Dass SPD und Grüne derzeit mit je 29 Prozent Lichtjahre vor der CDU liegen ist alles nur dem Bundestrend geschuldet und für Henkel ohnedies nur eine Blase: Die Finanzkrise habe ja gezeigt, dass „gerade die Werte, die am lautesten angepriesen wurden und am meisten Rendite versprochen haben, sich nachher als Totalausfall erwiesen haben.“ Die Berliner, ist sich Henkel sicher, würden sich am Ende „auf ehrliche und sichere Werte verlassen“, nach seinem Verständnis also auf ihn und seine Partei. Die Spitzenkandidaten der Konkurrenz versucht Generalsekretär Bernd Krömer wegen kaputter Straßen und flächendeckendem Tempo 30 – als „Schlagloch-Klaus und Schnecken-Renate“ lächerlich zu machen, was bei den knapp 300 Delegierten im Neuköllner Tagungshotel durchaus funktioniert.

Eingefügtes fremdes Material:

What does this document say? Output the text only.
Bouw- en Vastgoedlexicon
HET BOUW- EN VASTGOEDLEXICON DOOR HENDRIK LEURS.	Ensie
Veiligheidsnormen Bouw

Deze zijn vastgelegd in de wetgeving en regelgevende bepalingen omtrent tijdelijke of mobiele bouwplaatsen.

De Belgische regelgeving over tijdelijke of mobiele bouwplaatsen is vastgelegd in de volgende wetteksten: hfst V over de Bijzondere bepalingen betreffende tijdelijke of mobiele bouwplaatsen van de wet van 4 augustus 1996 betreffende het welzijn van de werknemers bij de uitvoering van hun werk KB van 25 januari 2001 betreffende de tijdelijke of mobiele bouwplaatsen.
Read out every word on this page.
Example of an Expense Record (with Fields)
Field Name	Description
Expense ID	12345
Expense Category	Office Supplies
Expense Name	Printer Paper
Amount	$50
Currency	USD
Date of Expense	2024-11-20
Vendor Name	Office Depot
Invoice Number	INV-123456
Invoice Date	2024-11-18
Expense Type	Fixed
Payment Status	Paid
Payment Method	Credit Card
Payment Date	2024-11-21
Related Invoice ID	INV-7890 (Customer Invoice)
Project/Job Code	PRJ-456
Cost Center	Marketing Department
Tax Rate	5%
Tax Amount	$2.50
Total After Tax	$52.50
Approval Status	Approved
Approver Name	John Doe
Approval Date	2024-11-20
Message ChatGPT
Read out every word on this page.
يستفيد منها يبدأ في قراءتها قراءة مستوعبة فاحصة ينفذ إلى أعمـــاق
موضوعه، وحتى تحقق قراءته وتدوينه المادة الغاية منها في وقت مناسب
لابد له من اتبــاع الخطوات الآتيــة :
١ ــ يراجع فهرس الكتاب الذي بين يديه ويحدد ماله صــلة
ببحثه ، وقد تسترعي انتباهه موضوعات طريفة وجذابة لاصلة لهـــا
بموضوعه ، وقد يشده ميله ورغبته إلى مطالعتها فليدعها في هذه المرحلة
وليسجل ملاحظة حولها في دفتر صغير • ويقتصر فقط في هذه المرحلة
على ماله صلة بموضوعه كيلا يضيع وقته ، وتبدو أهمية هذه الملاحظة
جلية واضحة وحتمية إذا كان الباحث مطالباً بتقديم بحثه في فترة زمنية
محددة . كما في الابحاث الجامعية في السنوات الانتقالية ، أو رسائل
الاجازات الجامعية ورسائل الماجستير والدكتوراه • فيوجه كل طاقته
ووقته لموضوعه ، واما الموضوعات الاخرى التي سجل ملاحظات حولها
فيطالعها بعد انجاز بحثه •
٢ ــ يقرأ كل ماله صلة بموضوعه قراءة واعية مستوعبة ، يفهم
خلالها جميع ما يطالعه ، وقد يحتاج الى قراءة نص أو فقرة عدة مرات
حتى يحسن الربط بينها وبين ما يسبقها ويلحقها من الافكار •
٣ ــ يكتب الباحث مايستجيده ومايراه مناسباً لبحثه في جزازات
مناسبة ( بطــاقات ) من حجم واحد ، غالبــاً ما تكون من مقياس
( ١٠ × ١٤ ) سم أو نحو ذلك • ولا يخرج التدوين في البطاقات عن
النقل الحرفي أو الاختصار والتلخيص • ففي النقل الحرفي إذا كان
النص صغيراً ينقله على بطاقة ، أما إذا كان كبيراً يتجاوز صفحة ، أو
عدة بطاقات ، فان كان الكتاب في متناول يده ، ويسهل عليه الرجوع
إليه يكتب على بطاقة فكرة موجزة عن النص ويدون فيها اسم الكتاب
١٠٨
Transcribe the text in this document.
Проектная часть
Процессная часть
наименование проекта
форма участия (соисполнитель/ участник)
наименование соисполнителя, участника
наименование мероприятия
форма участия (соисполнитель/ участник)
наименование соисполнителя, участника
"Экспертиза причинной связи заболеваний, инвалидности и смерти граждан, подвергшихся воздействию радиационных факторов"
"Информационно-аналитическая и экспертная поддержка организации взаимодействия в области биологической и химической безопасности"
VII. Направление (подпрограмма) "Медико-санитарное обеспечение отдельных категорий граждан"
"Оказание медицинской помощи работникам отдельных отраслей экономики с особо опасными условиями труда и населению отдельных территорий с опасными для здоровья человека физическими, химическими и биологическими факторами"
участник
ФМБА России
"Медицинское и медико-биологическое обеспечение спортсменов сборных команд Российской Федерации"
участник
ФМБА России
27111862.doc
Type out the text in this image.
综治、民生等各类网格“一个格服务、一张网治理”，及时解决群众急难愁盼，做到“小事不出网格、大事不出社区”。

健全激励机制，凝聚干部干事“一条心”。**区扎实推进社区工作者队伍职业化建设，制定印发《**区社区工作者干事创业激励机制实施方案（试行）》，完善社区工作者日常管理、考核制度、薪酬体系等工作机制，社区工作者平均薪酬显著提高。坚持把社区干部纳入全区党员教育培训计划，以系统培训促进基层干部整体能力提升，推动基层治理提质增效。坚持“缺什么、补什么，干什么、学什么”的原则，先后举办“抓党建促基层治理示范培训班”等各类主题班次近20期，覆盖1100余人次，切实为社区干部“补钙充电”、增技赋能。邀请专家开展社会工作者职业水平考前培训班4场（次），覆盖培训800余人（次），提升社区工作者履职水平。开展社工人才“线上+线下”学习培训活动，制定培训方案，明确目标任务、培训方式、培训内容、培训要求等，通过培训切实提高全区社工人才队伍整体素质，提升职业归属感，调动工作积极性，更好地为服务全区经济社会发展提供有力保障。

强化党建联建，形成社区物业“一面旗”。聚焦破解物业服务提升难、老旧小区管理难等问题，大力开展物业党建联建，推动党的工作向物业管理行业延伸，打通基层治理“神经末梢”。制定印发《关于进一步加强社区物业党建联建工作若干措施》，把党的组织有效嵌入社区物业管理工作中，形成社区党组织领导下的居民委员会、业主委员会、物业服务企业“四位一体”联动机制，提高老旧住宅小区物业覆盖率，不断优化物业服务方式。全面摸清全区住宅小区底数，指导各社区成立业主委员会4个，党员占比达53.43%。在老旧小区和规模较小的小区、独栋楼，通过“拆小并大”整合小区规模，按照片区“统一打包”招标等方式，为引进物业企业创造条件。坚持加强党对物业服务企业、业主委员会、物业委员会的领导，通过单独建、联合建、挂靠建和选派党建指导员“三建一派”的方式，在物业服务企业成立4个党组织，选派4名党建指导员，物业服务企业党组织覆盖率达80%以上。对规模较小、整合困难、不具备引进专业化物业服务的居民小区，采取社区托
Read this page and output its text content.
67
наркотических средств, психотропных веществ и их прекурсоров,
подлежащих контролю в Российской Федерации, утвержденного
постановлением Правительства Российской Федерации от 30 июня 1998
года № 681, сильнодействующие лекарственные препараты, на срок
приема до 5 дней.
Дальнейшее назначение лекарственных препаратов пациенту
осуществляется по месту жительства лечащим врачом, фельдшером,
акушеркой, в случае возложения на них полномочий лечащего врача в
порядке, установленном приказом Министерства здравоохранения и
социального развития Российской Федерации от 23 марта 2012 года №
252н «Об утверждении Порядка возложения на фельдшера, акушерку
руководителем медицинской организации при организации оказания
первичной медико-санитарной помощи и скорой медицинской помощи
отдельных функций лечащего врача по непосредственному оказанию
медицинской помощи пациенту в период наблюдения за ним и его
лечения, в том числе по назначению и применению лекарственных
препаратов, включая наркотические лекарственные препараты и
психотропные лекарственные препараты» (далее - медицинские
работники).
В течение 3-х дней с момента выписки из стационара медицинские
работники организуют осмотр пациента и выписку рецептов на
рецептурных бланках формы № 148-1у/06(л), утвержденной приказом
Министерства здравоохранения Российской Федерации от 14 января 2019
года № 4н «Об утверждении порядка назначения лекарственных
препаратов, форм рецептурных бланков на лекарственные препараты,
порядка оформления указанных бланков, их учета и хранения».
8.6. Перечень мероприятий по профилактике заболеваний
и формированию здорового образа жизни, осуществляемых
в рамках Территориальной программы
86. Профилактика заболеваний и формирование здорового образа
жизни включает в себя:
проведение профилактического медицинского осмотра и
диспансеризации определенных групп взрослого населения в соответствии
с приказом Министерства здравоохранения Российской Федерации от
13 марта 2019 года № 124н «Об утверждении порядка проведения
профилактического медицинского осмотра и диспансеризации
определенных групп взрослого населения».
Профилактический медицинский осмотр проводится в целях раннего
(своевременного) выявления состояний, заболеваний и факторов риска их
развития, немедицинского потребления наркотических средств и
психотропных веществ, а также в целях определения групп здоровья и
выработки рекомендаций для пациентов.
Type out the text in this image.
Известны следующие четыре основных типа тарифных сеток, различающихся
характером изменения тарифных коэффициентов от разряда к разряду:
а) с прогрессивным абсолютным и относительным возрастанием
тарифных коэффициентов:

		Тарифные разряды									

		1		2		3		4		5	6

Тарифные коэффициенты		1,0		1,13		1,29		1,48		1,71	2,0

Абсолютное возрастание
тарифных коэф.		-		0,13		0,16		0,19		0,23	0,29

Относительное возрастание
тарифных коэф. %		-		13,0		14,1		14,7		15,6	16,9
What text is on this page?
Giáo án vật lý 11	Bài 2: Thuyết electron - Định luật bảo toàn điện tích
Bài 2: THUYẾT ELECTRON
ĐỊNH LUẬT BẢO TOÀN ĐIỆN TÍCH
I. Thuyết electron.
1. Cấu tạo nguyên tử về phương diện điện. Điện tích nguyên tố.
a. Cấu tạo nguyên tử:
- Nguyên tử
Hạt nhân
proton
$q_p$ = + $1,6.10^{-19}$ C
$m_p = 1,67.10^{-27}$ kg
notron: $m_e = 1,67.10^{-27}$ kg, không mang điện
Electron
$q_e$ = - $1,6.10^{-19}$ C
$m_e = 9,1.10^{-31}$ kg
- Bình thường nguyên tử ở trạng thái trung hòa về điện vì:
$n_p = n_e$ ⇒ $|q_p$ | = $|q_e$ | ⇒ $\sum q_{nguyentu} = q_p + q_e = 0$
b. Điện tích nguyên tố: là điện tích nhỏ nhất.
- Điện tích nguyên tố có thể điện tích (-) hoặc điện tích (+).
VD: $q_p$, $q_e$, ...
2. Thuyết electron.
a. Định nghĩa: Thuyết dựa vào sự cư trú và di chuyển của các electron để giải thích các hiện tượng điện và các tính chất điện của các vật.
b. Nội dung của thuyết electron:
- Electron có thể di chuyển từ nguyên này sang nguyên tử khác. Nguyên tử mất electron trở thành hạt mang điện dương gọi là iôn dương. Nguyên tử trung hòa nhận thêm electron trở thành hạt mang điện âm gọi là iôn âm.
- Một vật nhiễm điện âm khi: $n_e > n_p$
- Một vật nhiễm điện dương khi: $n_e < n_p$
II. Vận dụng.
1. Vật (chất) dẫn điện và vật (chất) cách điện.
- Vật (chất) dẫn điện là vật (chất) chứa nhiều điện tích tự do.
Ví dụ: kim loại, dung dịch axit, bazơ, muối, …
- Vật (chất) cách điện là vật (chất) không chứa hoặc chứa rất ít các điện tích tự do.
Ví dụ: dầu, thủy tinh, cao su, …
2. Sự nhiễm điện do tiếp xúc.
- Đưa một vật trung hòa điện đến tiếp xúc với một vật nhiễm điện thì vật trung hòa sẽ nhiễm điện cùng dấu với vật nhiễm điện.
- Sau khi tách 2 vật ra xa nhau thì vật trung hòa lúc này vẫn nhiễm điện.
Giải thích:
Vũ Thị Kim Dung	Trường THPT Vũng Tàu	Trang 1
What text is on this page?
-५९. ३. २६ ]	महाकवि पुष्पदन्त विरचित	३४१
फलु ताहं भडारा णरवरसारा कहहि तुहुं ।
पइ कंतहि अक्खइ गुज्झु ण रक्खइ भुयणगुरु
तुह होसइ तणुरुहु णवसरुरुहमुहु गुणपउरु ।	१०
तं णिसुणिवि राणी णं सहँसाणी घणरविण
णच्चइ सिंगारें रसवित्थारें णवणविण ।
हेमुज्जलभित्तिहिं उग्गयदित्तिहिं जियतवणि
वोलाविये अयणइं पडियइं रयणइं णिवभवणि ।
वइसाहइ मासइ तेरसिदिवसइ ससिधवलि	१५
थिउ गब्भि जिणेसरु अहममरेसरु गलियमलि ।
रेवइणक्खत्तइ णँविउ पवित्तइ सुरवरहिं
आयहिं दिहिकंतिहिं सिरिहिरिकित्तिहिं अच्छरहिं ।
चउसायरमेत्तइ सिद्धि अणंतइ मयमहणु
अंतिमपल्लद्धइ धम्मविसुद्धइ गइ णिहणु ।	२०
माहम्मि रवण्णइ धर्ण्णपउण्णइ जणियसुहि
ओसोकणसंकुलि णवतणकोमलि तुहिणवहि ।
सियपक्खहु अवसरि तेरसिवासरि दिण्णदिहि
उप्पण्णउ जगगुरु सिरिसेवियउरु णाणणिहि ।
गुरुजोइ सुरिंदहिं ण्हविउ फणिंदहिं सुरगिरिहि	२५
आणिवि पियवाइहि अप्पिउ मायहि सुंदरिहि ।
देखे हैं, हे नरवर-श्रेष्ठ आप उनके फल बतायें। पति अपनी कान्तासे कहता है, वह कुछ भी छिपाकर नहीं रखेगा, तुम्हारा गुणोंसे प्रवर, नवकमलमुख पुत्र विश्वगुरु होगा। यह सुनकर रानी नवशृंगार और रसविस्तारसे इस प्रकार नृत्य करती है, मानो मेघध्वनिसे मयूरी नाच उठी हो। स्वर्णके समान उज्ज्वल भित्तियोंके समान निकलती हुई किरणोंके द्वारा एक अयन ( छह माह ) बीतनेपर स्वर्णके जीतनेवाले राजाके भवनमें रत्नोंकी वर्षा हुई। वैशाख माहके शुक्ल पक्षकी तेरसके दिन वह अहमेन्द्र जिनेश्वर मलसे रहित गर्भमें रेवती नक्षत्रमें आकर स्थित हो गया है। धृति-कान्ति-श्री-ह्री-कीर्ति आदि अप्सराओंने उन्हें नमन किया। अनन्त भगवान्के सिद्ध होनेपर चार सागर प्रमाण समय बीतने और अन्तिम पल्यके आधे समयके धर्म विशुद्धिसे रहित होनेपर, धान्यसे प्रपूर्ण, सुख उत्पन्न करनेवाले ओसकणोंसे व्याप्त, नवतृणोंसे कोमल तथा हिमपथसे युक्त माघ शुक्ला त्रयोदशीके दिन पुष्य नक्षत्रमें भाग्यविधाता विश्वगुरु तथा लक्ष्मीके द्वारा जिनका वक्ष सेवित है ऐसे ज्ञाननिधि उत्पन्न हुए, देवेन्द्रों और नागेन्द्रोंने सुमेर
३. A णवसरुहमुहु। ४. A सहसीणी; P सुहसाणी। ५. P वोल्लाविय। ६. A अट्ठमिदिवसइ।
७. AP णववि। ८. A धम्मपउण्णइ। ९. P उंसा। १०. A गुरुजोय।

Die Partei, die also als ehrlicher und sicherer Wert punkten werden will, setzt wenig überraschend auch im Wahlprogramm, das unter breiter Bürgerbeteiligung entstand, im Schwerpunkt auf Sicherheit. Das werde gerne abfällig als Law-and-order betitelt, sagt Henkel. „Aber für mich sind Gesetz und Ordnung keine Schimpfwörter, sie sind Grundlage für unser Zusammenleben.“ Beim Thema Integration, neben Bildung und Wirtschaft der vierte Eckpunkt des Programms, sind für den CDU-Chef „an einigen Stellen nicht mehr Angebote, sondern mehr Druck die richtige Antwort“.
Bürgernähe und Kritikfähigkeit aber soll beim Parteitag vor allem ein anderer zum Ausdruck bringen. Die Berliner Union hat dazu Heiner Geißler eingeladen, den vom Saulus zum Paulus mutierten früheren Generalsekretär und Hardliner der Union und kürzlichen Stuttgart-21-Schlichter. Der malt ein Bild von einer CDU, deren Zukunft schwarz-grün heißt, die das Demonstrationsrecht hoch hält, die Protesten von Bürgern zuhört, statt sie wie in Baden-Württemberg als Fortschrittsbremser oder Feierabendrevoluzzer abzutun.
Später wird ein altgedienter Abgeordneter am Rednerpult sagen, Geißler sei „ein großer CDU-Mann“, und dabei in Anspruch nehmen, für alle im Saal zu sprechen. Unter den Delegierten aber hörte sich das ganz anders an. „Das würde ich jetzt nicht beklatschen“, sagt neben der Pressebank ein Delegierter, als Geißler die Laufzeitverlängerung für Atomkraftwerke im vergangenen Jahr eine katastrophale Entscheidung nennt.
Ein anderer Abgeordneter murmelt: „Zurecht“, als Geißler sagt, viele seien über seine Attac-Mitgliedschaft entsetzt gewesen. Und als Geißler den früheren Ministerpräsidenten Stefan Mappus dafür lobt, dass er den Grünen eine halbe Million Euro für Gutachten zu Stutgart 21 zur Verfügung stellte, sagt der CDU-Kreischef von Treptow-Köpenick, Fritz Niedergesäß, hörbar: „Schade um das Geld“. Ein weiterer halblauter Kommentar eines Abgeordneten: Da lasse man „einen alten Herrn seine Geschichten erzählen“. Wie hat das Herbst Grönemeyer in seinem Lied „Mit Gott“ über die CDU formuliert? „Die paar aufrechten Querdenker in den eigenen Reihen/sind gut fürs Gesicht nach außen, intern ebnen wir sie ein“.